- Cover art
- Developer(s): Pixel, Tom Create
- Publisher(s): Yutaka
- Composer(s): Masaharu Iwata
- Platform(s): Family Computer
- Release: JP: July 9, 1993;
- Genre(s): Role-playing game
- Mode(s): Single-player

= Ushio to Tora: Shin'en no Daiyō =

1993 video game

Ushio to Tora: Shin'en no Daiyō (うしおととら：深淵の大妖) is an RPG (Role-playing game) based on the manga series of the same name about a boy and his uneasy friendship with a demon. Released on the Family Computer in 1993 by Yutaka the game has the player in the main role of Ushio in a standard RPG adventure.
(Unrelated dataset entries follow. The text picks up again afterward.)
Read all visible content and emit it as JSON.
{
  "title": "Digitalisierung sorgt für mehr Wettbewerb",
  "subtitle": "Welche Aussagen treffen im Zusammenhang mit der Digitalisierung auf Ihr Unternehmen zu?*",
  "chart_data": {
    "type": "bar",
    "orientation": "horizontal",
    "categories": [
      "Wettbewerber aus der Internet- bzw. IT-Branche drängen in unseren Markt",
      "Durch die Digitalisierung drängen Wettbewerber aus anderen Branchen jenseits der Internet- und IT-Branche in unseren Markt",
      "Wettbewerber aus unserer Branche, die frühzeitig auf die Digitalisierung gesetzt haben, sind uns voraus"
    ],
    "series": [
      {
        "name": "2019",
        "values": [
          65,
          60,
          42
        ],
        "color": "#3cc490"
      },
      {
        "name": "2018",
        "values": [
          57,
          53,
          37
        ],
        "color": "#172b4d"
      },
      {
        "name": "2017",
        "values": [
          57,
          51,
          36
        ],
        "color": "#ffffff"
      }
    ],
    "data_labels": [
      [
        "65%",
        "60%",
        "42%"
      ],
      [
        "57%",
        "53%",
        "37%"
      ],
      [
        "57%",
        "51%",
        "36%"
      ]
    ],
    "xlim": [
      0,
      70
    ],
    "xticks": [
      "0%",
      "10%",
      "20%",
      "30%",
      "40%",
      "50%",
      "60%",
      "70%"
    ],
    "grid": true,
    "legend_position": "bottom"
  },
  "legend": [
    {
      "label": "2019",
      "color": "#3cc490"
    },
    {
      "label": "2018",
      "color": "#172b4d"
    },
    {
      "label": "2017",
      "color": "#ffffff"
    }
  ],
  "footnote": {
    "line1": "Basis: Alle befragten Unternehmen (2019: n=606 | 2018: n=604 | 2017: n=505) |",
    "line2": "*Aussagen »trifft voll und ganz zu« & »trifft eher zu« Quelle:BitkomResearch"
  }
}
This video game is not to be confused with the Super Famicom action game titled Ushio to Tora.

==Gameplay==
Players unleash their traditional Japanese magic spells in addition to their ally's demonic skills in a game that resembles a Japanese role-playing game. They get to explore Tokyo by moving the character around using a top-down perspective. Houses and dungeons are viewed using a perspective used in traditional interactive fiction stories. The character gets his own statistics screen; which summarizes his offensive skills as well as his defensive skills.

Players can talk to characters and must solve certain quests and/or puzzles before being admitted into certain buildings, houses, or dungeons.